The Chattanooga cloud was supposed to reach them that next afternoon. Vernon Beck, Dad’s oldest friend, drove over from Maryville to see it. Jumped out of his pickup and shook LT’s hand. “Goodness sakes, boy, you’re two feet taller! Hale, come say hello to LT and Mr. Meyers.”
A boy eased out of the passenger side of the pickup, long and lean, hair down to his shoulders. LT hadn’t seen Hale Beck since LT’s mother left. Their families used to go places together, and even though Hale was two years older than LT they got along like brothers. He remembered a long day riding water slides with Hale at a Pigeon Forge park. A hike in the Smokies during which Hale smashed a rock into a snake, the bravest thing LT had ever seen.
Hale shook hands with LT’s father, nodded at LT. Hale had gotten the growth spurt LT was still waiting on.
A strong wind was blowing but the cloud hadn’t shown up yet. The men went into the woodshop, and LT stood there awkwardly with Hale, unsure how to talk to him.
Hale took out a tin of Skoal from his back pocket, tucked a pinch of tobacco into his lip. He held out the tin, and LT shook his head. Hale leaned back on the hood of the truck. Spit black juice onto the gravel.
LT said, “We’ve got a fern man.”
“A what?”
“One of the invasives. Right in the house.” Dad said never to talk about the fern. But this was the Becks.
Hale said, “The one that moves?” He wanted to see that.
Dad had returned Mo to his usual spot. There was no visible damage from the flames. Hale said, “Looks like a regular plant.”
“Watch this,” LT said. He stood between Mo and the window and raised his arms. The fern man slowly shifted to the right, back into the light. LT moved in front of him again and Mo moved opposite. “It’s called heliotropism. Like sunflowers? But way faster.”
“Can I do it?” Hale asked.
“Sure. Just don’t tire him out.”
Hale took LT’s position. They danced in slow motion at first, and then Hale sped up. Mo jerked and flopped in rhythm.

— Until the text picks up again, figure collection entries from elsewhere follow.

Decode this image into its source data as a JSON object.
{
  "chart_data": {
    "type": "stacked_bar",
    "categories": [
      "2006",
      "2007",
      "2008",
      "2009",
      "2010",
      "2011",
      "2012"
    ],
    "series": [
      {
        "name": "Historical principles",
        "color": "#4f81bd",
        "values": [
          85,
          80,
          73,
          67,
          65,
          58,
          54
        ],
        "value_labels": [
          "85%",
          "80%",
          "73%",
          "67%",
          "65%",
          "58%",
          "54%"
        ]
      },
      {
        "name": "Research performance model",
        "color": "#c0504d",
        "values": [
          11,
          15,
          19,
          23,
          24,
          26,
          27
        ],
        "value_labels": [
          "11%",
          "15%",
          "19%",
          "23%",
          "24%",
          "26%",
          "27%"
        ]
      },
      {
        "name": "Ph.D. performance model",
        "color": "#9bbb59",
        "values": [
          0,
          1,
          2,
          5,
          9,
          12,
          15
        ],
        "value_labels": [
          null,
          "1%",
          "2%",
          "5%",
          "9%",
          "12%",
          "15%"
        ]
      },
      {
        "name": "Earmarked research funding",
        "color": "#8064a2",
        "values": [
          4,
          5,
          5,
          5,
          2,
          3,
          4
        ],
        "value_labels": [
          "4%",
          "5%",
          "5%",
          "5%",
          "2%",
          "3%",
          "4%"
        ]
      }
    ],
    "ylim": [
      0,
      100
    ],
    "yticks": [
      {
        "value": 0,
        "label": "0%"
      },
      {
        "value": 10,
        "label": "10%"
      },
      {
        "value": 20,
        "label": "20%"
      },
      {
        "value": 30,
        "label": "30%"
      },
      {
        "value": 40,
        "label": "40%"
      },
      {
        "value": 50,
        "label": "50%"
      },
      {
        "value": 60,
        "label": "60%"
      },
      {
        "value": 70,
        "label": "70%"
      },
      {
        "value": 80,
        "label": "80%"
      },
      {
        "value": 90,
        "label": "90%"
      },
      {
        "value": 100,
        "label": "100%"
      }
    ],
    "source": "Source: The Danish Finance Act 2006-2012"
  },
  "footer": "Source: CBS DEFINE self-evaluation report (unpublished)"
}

Hale laughed. “He’s just like one of those windsock guys at the dealership!”
LT was thrilled that Hale was impressed, but nervous about hurting Mo. “Hey, you want to see where the space seed landed?”
He managed to entice Hale to the cattle field. The wind had picked up, turned cold, but the sun was bright and hot. Hale’s hair blew across his face, and he kept pushing it back.
They walked around at the far end of the field. LT couldn’t find the furrow the seed had made when it hit four years ago. The tall dry grass rattled with every gust.
Hale said, “Look.”
In the distance, a dark, churning cloud. Light flashed at the edges of it like tiny lightning. Hale ran toward it, into the wind. They plunged through a line of trees, into the next field—and suddenly the cloud loomed over them. Thousands of glistening tumbleweeds, most the size of a fist, a few big as soccer balls. A sudden downdraft sent scores of them plummeting into the trees. Most stuck in the treetops, others bounced down into the undergrowth, and half a dozen ricocheted back into the air and spun toward them.